The program, called Hire for Talent, is a one-stop guide for small and medium-size businesses that are hesitant to fill positions with disabled workers.
The campaign makes a business case to employers about the benefits of a diversifed workplace.
"I get the fear for a small business, I really do," said Jeanine Chavarie, director of human resources for Casino New Brunswick.
"Is that person going to cost me a lot medical-wise, you know insurance wise … what if they get hurt? [But] they just want to do a good job and come back the next day and do that."
- For public servants with disabilities, some tools of the trade out of reach
- Potential employees with disabilities an 'untapped market'
- Government looking for ways to improve job prospects for disabled Canadians, minister says
Her comments come from a promotional video for the Restigouche Community Business Development Corporation, the agency that launched the project.

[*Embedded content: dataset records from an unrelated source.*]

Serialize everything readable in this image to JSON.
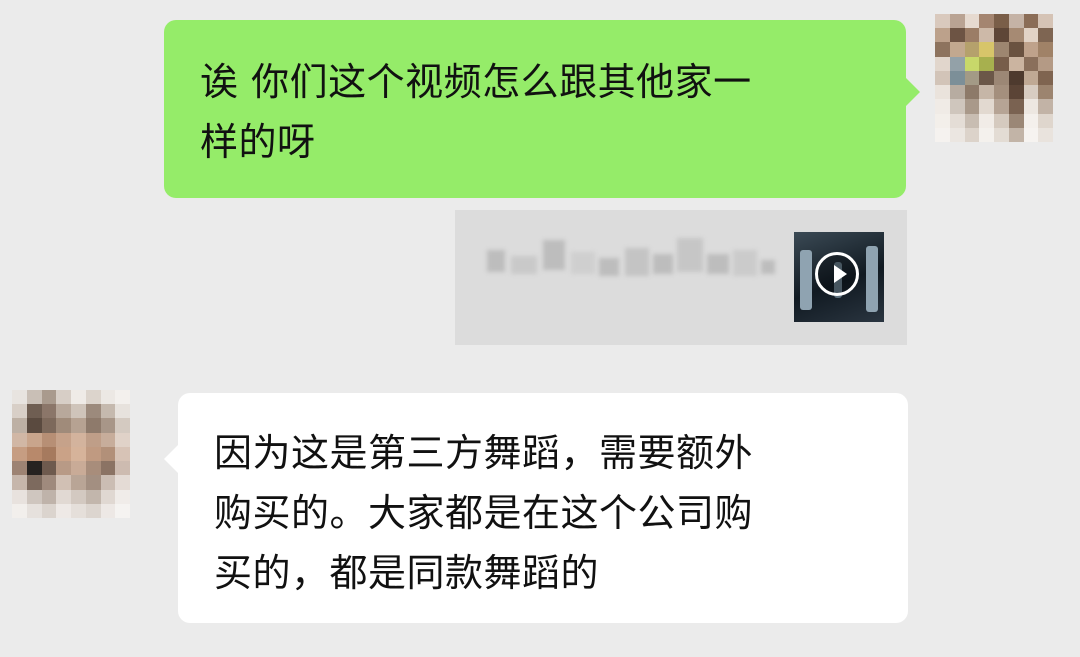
{
  "chat": {
    "messages": [
      {
        "sender": "self",
        "lines": [
          "诶 你们这个视频怎么跟其他家一",
          "样的呀"
        ]
      },
      {
        "sender": "self",
        "type": "video-share",
        "icon": "play-icon"
      },
      {
        "sender": "other",
        "lines": [
          "因为这是第三方舞蹈，需要额外",
          "购买的。大家都是在这个公司购",
          "买的，都是同款舞蹈的"
        ]
      }
    ]
  },
  "colors": {
    "background": "#ebebeb",
    "sent_bubble": "#95ec69",
    "received_bubble": "#ffffff",
    "video_card": "#dcdcdc"
  },
  "avatars": {
    "self": [
      "#d9c9bd",
      "#b9a393",
      "#e6dad0",
      "#a48570",
      "#7a5e48",
      "#c5b3a6",
      "#8b6d57",
      "#d5c3b5",
      "#bca18b",
      "#6d5444",
      "#9b7d66",
      "#cdb9a8",
      "#5e4637",
      "#a68a73",
      "#e2d3c6",
      "#7e6552",
      "#8d735e",
      "#c2a88f",
      "#b5a16c",
      "#d7c56a",
      "#9d8670",
      "#6a5240",
      "#bfa28b",
      "#a08267",
      "#e1d6cc",
      "#93a1a8",
      "#c8d86a",
      "#a7b04e",
      "#775d4a",
      "#cbb4a0",
      "#8a6f5b",
      "#b49a85",
      "#d2c4b8",
      "#7c8f98",
      "#a39a86",
      "#6b5748",
      "#9c8775",
      "#4e3a2e",
      "#c0a994",
      "#7f6450",
      "#eae3dc",
      "#b7aca1",
      "#8d7a69",
      "#c6b6a7",
      "#a48f7d",
      "#5b4436",
      "#d8ccc1",
      "#9c846f",
      "#f0ebe6",
      "#cfc6bd",
      "#a9998a",
      "#e2d9d0",
      "#b6a495",
      "#7a6251",
      "#ede7e1",
      "#c2b3a6",
      "#f3efea",
      "#e4ddd6",
      "#c8bdb2",
      "#f1ece7",
      "#d5cabf",
      "#9b8776",
      "#f4f0ec",
      "#dfd6cd",
      "#f5f2ef",
      "#ebe6e1",
      "#dcd3ca",
      "#f4f1ed",
      "#e3dcd4",
      "#c2b4a7",
      "#f6f3f0",
      "#e9e3dd"
    ],
    "other": [
      "#e8e4e0",
      "#c9bfb6",
      "#a99a8d",
      "#d7cec6",
      "#efebe7",
      "#dcd4cc",
      "#ece8e4",
      "#f3f0ed",
      "#d8cfc7",
      "#6f5e52",
      "#8b7669",
      "#b8a89b",
      "#cfc4ba",
      "#9c8a7c",
      "#c5b9ae",
      "#e7e2dd",
      "#bdb0a4",
      "#5a4a3f",
      "#7d695b",
      "#a08b7a",
      "#b6a292",
      "#8e7a6b",
      "#a89688",
      "#d4cac1",
      "#d1b7a5",
      "#c9a58c",
      "#b78f75",
      "#c6a28a",
      "#d3b39d",
      "#bf9e88",
      "#c7ad9b",
      "#e0d2c8",
      "#c69d82",
      "#b8896b",
      "#a67a5e",
      "#caa287",
      "#d6b39a",
      "#c09a81",
      "#b29079",
      "#d7c3b6",
      "#9d8373",
      "#262220",
      "#6e5a4e",
      "#b89a86",
      "#c9ab97",
      "#a88d7b",
      "#8b7364",
      "#cdbbb0",
      "#c6b6ab",
      "#7d6a5e",
      "#9f8a7d",
      "#d1c0b4",
      "#b9a596",
      "#a38f81",
      "#cbbdb3",
      "#e4dbd5",
      "#e8e2de",
      "#cfc6bf",
      "#bfb3aa",
      "#e1d9d3",
      "#d3c9c1",
      "#c2b6ac",
      "#e0d8d2",
      "#f0ece9",
      "#f2efec",
      "#e6e1dd",
      "#dbd4ce",
      "#eee9e6",
      "#e5dfda",
      "#dcd5cf",
      "#ede8e5",
      "#f5f3f1"
    ]
  }
}
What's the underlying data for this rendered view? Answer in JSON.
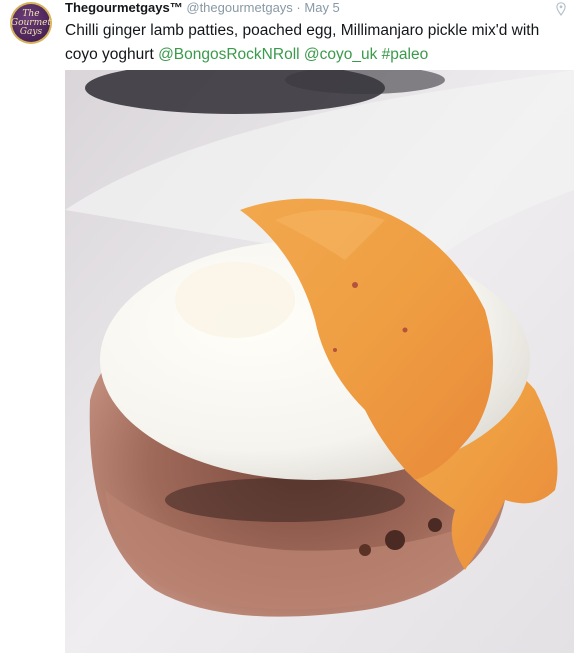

It developed the online toolkit in partnership with more than 20 organizations and disability service providers, including the New Brunswick Association for Community Living.
Healthy bottom line
Danny Soucy, the non-profit organization's executive director, said the goal is to match people with jobs that best suit their abilities.
"We're talking about hiring people that can do the job, we're not talking about hiring people because they have a disability," Soucy said Wednesday in an interview with Shift.
"People that have skills, talents and abilities that will match with your workplace, so you get an employee that will do the job for you, and do it well."
It's healthier for the bottom line overall, said Soucy, because "you're going to have an employee dedicated to what they're doing."
'I felt useless'
Barry Laurent, who works as a housekeeper at Casino New Brunswick, said he's faced a lot of challenges because of his disability.
"A lot of people didn't give me the opportunities, and so I felt useless," Laurent said.
Laurent has worked at the casino "since the beginning," said general manager Kate MacDonald, and he is loved by the team.
"He works full time, five days a week, eight hour days and he puts in his honest day's work," said Chavarie.
'I'm very proud'
Laurent said appreciation from the casino's customers matters a lot.
"The number one thing is the customers welcoming you and appreciate what you do, because I get a lot of compliments that say how good I do in my job," he said. "I'm very proud."
"What's in my future is to continue working here, raising my son, and take it one day at a time."
'Like every other employee'
The Hire for Talent campaign is a free online guide answers legal questions, and offers strategies on interviewing, hiring and retaining disabled workers.
Soucy said it isn't a big expense to accomodate employees with disabilities, and they tend to have better attendance than their non-disabled co-workers.
"In our community we have a diverse group of individuals, we have a percentage of different groups, and our workplace should look like that," he said.
"They're an employee like every other employee, nothing special, they go to work in the morning, they do their job, they come home at night."
The Hire for Talent project is funded by the federal government's Opportunities Fund for Person's with Disabilities.